If the KMP is placed preoperatively, guidewire passage can be easily achieved with minimal fluoroscopy. However, if the PCN is placed as a preoperative nephrostomy catheter, several attempts may be needed to properly place the guidewire and tract dilators. This can increase the fluoroscopy usage time and the guidewire may get pulled out. In our study, the mean RET was 18.19 ± 10.73 s in the KMP group and 43.77 ± 21.94 s in the PCN group, showing a statistically significant difference. This result demonstrates that preoperative KMP placement can enable safe and efficient renal tract dilation for PCNL.

Considering that more cases of staghorn stones were observed in the KMP group, the value of the KMP cannot be overlooked.

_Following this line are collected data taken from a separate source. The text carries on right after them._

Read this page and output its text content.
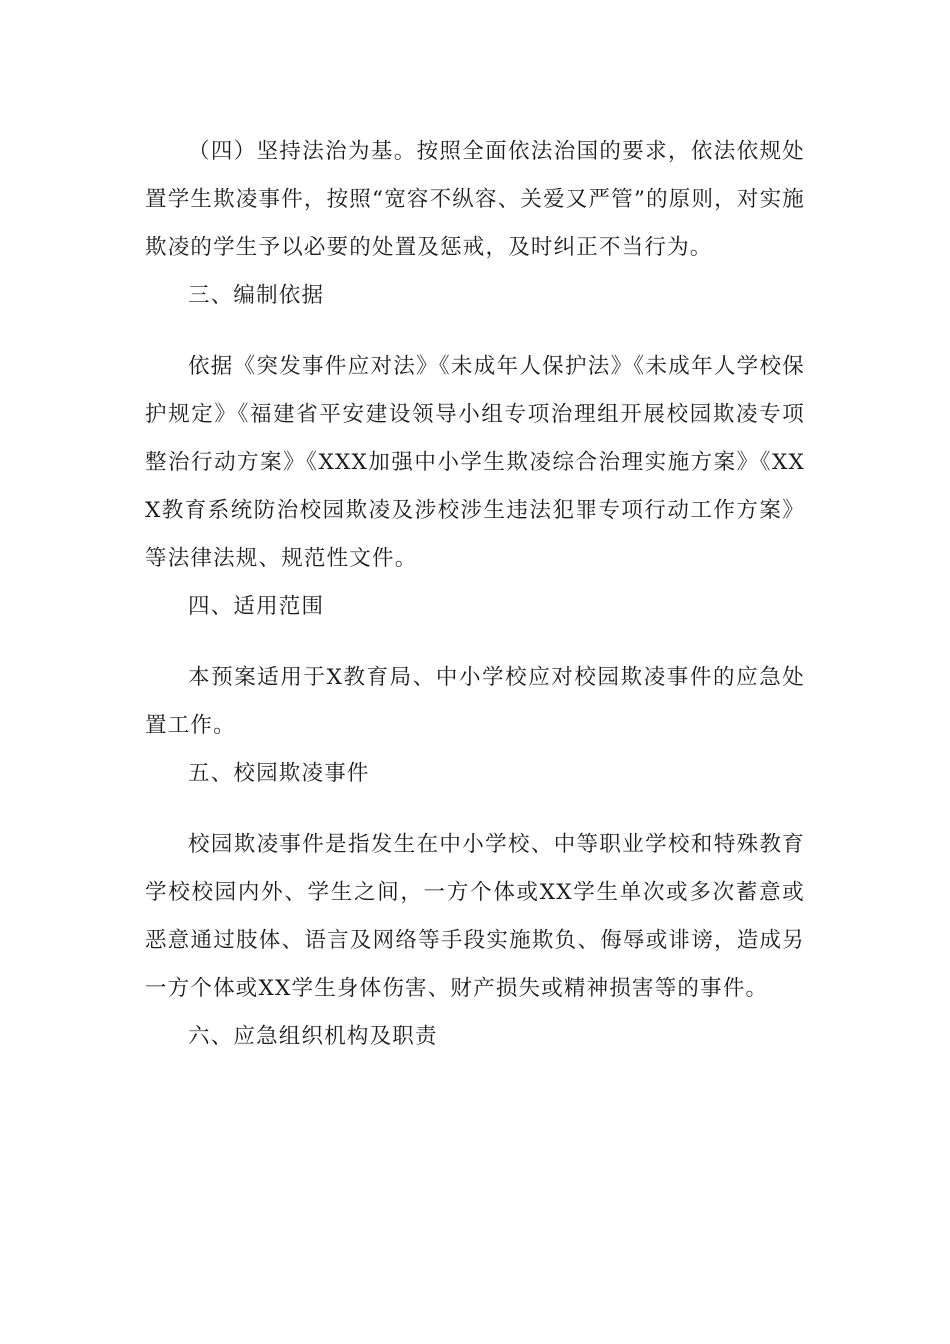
（四）坚持法治为基。按照全面依法治国的要求，依法依规处置学生欺凌事件，按照“宽容不纵容、关爱又严管”的原则，对实施欺凌的学生予以必要的处置及惩戒，及时纠正不当行为。

三、编制依据

依据《突发事件应对法》《未成年人保护法》《未成年人学校保护规定》《福建省平安建设领导小组专项治理组开展校园欺凌专项整治行动方案》《XXX加强中小学生欺凌综合治理实施方案》《XXX教育系统防治校园欺凌及涉校涉生违法犯罪专项行动工作方案》等法律法规、规范性文件。

四、适用范围

本预案适用于X教育局、中小学校应对校园欺凌事件的应急处置工作。

五、校园欺凌事件

校园欺凌事件是指发生在中小学校、中等职业学校和特殊教育学校校园内外、学生之间，一方个体或XX学生单次或多次蓄意或恶意通过肢体、语言及网络等手段实施欺负、侮辱或诽谤，造成另一方个体或XX学生身体伤害、财产损失或精神损害等的事件。

六、应急组织机构及职责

Table 2 shows the stone free rate seems to be about 50%, which is lower than the results of other reports. However, the criterion for measuring SFR was CT performed at 1 month after surgery. In addition, considering the high rate of staghorn stones (44.4%) and multiple stones in this study, the results were understandable. Previous comparative studies have shown that PCNL performed with a nephrostomy catheter placed before surgery versus access at the time of surgery does not affect the surgical outcomes [15]. Moreover, pre-PCNL nephrostomy can reduce overall operation time, can reduce the rate and severity of postoperative infection, decrease the likelihood of post-PCNL sepsis [7, 8], and radiation exposure for surgeons. In addition, for safe and efficient tract dilation, it is necessary to consider the types of preoperative catheters used for renal access; however, such studies have not yet been reported.

This is the first study to compare the surgical outcomes depending on the type of pre-PCNL catheter used before surgery. Our results showed that the radiation exposure time during PCNL was significantly shorter in the KMP group. Meanwhile, other surgical outcomes, such as stone-free rate, operation time, hospital stay, and complication rates, were comparable between both the groups. Therefore, considering the risk of radiation to surgeons, KMP may be an effective and safe catheter for pre-PCNL nephrostomy, if preoperative renal access is planned.

This study had several limitations. First, as this was a retrospective analysis, the patient groups were not randomly divided. Second, the efficacy and safety of both catheters in other positions, such as the prone position, were not compared. Third, KMP placement as a pre-PCNL nephrostomy is not always possible in all cases. KMP catheter may not be placed in case of impacted stone or some cases of staghorn stone. Fourth, we could not confirm how much radiation was used for pre-operative renal access in the radiology department in this study. Finally, our study reported the experience of our single medical center; therefore, the sample size was relatively small and might not have achieved sufficient power to make a definitive conclusion. Larger population-based prospective randomized studies are required to confirm our conclusions. Nevertheless, this is the first study to compare the efficacy and safety of KMP and PCN as pre-PCNL catheters. The results of this study can guide the future improvements in the surgical techniques for modified supine PCNL.

Conclusions

Although preoperative placement of KMP in the modified supine position showed comparable stability and effectiveness to that achieved using PCN, it significantly reduced the RET. As the risk of prolonged radiation exposure has been emphasized for patients and surgeons, our findings make valuable contribution to reducing radiation exposure during surgery. Therefore, KMP placement is a safe and effective procedure for performing PCNL in the modified supine position.